Submitted to: Infection and Immunity
Publication Type: Peer Reviewed Journal
Publication Acceptance Date: 5/21/2009
Publication Date: 8/1/2009
Publication URL: //iai.asm.org/cgi/reprint/IAI.00287-09v1?view=long&pmid=19487476
Citation: Vordermeier, H.M., Villarreal-Ramos, B., Cockle, P.J., Macaulay, M., Rhodes, S.G., Thacker, T.C., Gilbert, S.C., Mcshane, H., Hill, A.V., Xing, R.Z., Hewinson, R.G. 2009. Viral Booster Vaccines Improve Mycobacterium bovis BCG-Induced Protection Against Bovine Tuberculosis. Infection and Immunity. 77(8):3364-3373. Interpretive Summary: Despite an aggressive eradication program in the United States, bovine Tuberculosis continues to be a threat to animal health. Improved prevention strategies are need in cattle. Development of vaccines that are effective at preventing disease may provide an additional tool to aid the eradiation effort. This study provides the first evidence of improved protection against tuberculosis by viral booster vaccination.
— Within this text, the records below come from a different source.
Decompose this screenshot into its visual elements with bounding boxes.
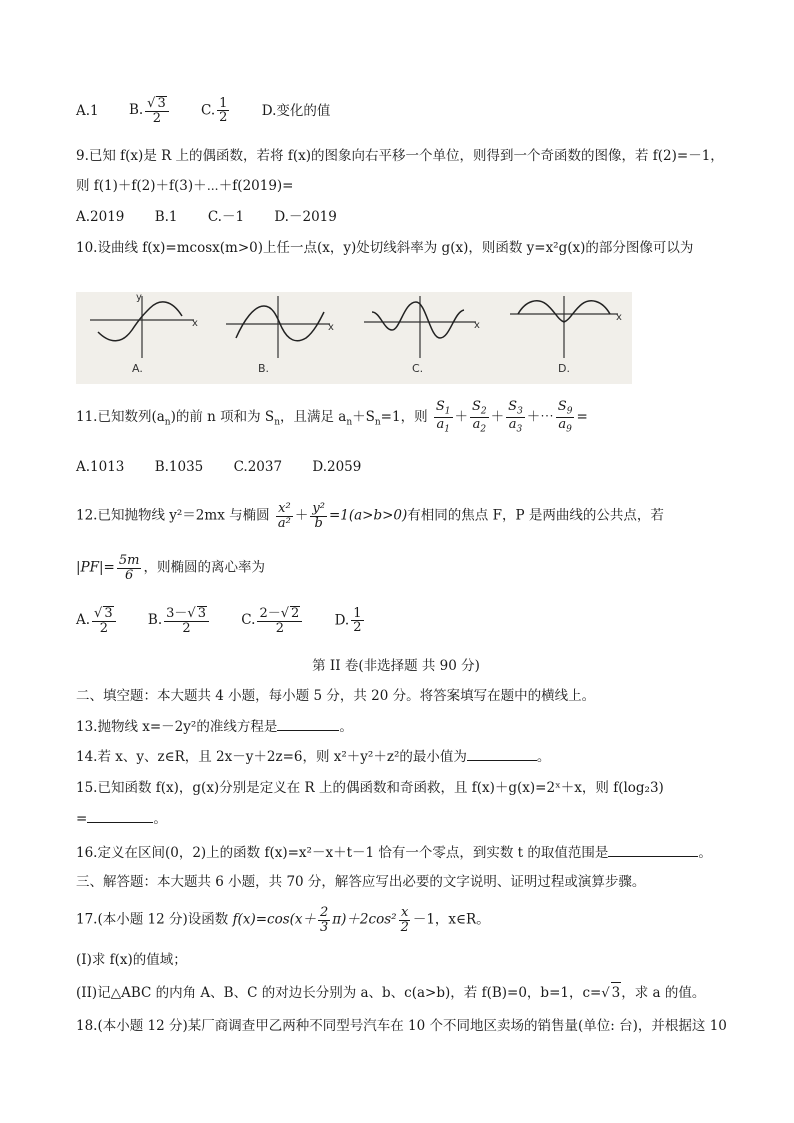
q10-axis-x-c: x	[474, 320, 480, 331]
q18-line1: 18.(本小题 12 分)某厂商调查甲乙两种不同型号汽车在 10 个不同地区卖场的销售量(单位: 台)，并根据这 10	[76, 1018, 727, 1034]
q17-frac-2-3: $\frac{2}{3}$	[320, 905, 329, 935]
q12-line1: 12.已知抛物线 y²＝2mx 与椭圆 $\frac{\text{x²}}{\text{a²}}$ ＋ $\frac{\text{y²}}{b}$ =1(a>b>0)有相同的焦点 F，P 是两曲线的公共点，若	[76, 501, 664, 531]
q10-graph-b	[222, 292, 342, 384]
q9-option-b: B.1	[154, 208, 178, 225]
q12-options	[76, 606, 392, 635]
q17-frac-x-2: $\frac{x}{2}$	[400, 905, 409, 935]
q11-option-b: B.1035	[154, 458, 204, 475]
q12-option-a: A. $\frac{√ 3}{2}$	[76, 606, 118, 635]
q10-graph-label-b: B.	[258, 362, 270, 375]
q10-graph-a	[86, 292, 206, 384]
q14-answer-blank[interactable]	[467, 746, 537, 761]
q11-text: 11.已知数列$(a_n)$的前 n 项和为 $S_n$，且满足 $a_n+S_n=1$，则 $\frac{S_1}{a_1}$ ＋ $\frac{S_2}{a_2}$ ＋ $\frac{S_3}{a_3}$ ＋⋯ $\frac{S_9}{a_9}$ =	[76, 399, 588, 435]
q10-axis-x: x	[192, 318, 198, 329]
section2-heading: 二、填空题：本大题共 4 小题，每小题 5 分，共 20 分。将答案填写在题中的横线上。	[76, 688, 596, 704]
q9-line2: 则 f(1)＋f(2)＋f(3)＋⋯＋f(2019)=	[76, 178, 294, 194]
q17-line1: 17.(本小题 12 分)设函数 f(x)=cos(x＋ $\frac{2}{3}$ π)＋2cos² $\frac{x}{2}$ －1，x∈R。	[76, 905, 490, 935]
q8-option-b: B. $\frac{√ 3}{2}$	[129, 96, 171, 125]
q10-axis-y: y	[136, 292, 142, 303]
q16-answer-blank[interactable]	[608, 842, 698, 857]
q11-options	[76, 456, 387, 477]
q13: 13.抛物线 x=－2y²的准线方程是 。	[76, 716, 353, 737]
q10-graph-panel	[76, 292, 632, 384]
q10-graph-label-c: C.	[412, 362, 424, 375]
q10-graph-d	[506, 292, 626, 384]
q12-option-d: D. $\frac{1}{2}$	[334, 605, 362, 636]
q9-option-c: C.－1	[207, 208, 245, 225]
q8-option-c: C. $\frac{1}{2}$	[201, 95, 228, 126]
q15-answer-blank[interactable]	[87, 808, 153, 823]
part2-title: 第 II 卷(非选择题 共 90 分)	[312, 658, 480, 674]
q10-axis-x-d: x	[616, 312, 622, 323]
q9-option-d: D.－2019	[274, 208, 337, 225]
q11-option-d: D.2059	[312, 458, 362, 475]
q12-option-c: C. $\frac{2-√ 2}{2}$	[241, 606, 304, 635]
q12-frac-x: $\frac{\text{x²}}{\text{a²}}$	[277, 501, 291, 531]
q10-graph-c	[360, 292, 480, 384]
q15-line1: 15.已知函数 f(x)，g(x)分别是定义在 R 上的偶函数和奇函救，且 f(x)＋g(x)=2ˣ＋x，则 f(log₂3)	[76, 780, 664, 796]
q15-line2: = 。	[76, 808, 167, 829]
q11-option-a: A.1013	[76, 458, 125, 475]
q12-frac-y: $\frac{\text{y²}}{b}$	[312, 501, 325, 531]
q11-frac-9: $\frac{S_9}{a_9}$	[557, 399, 573, 435]
q17-part2: (II)记△ABC 的内角 A、B、C 的对边长分别为 a、b、c(a>b)，若 f(B)=0，b=1，c=√ 3，求 a 的值。	[76, 982, 705, 1004]
q8-options	[76, 96, 356, 125]
q10-axis-x-b: x	[328, 322, 334, 333]
q12-line2: |PF|= $\frac{5m}{6}$ ，则椭圆的离心率为	[76, 553, 265, 583]
q10-text: 10.设曲线 f(x)=mcosx(m>0)上任一点(x，y)处切线斜率为 g(x)，则函数 y=x²g(x)的部分图像可以为	[76, 240, 694, 256]
q17-part1: (I)求 f(x)的值域；	[76, 952, 187, 968]
q9-line1: 9.已知 f(x)是 R 上的偶函数，若将 f(x)的图象向右平移一个单位，则得到一个奇函数的图像，若 f(2)=－1，	[76, 148, 724, 164]
q8-option-a: A.1	[76, 102, 99, 119]
q11-frac-3: $\frac{S_3}{a_3}$	[508, 399, 523, 435]
section3-heading: 三、解答题：本大题共 6 小题，共 70 分，解答应写出必要的文字说明、证明过程或演算步骤。	[76, 874, 646, 890]
q8-option-d: D.变化的值	[261, 102, 331, 119]
q12-option-b: B. $\frac{3-√ 3}{2}$	[148, 606, 211, 635]
q9-option-a: A.2019	[76, 208, 125, 225]
q11-option-c: C.2037	[233, 458, 283, 475]
q16: 16.定义在区间(0，2)上的函数 f(x)=x²－x＋t－1 恰有一个零点，到实数 t 的取值范围是 。	[76, 842, 712, 863]
q11-frac-2: $\frac{S_2}{a_2}$	[472, 399, 487, 435]
q9-options	[76, 206, 363, 227]
q10-graph-label-a: A.	[132, 362, 143, 375]
q12-frac-pf: $\frac{5m}{6}$	[118, 553, 140, 583]
q13-answer-blank[interactable]	[277, 716, 339, 731]
q11-frac-1: $\frac{S_1}{a_1}$	[435, 399, 451, 435]
q10-graph-label-d: D.	[558, 362, 570, 375]
q14: 14.若 x、y、z∈R，且 2x－y＋2z=6，则 x²＋y²＋z²的最小值为 。	[76, 746, 550, 767]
Technical Abstract: Previous work in small animal laboratory models of tuberculosis have shown that vaccination strategies based on heterologous prime-boost protocols using Mycobacterium bovis bacille Calmette-Guerin (BCG) to prime and Modified Vaccinia Ankara strain (MVA85A) or recombinant attenuated adenoviruses (Ad85A) expressing the mycobacterial antigen Ag85A to boost may increase the protective efficacy of BCG. Here we report the first efficacy data using these vaccines in cattle, a natural target species of tuberculous infection. Either Ad85A or MVA85A boosting resulted in protection superior to BCG alone. Analysis of vaccine-induced immunity identified memory responses measured by cultured ELISPOT as well as in vitro IL-17 production as predictors of vaccination success. In summary, this study provides the first evidence of improved protection against tuberculosis by viral booster vaccination in a natural target species, and has prioritised potential correlates of vaccine efficacy for further evaluation. These findings also have implications for human TB vaccine development.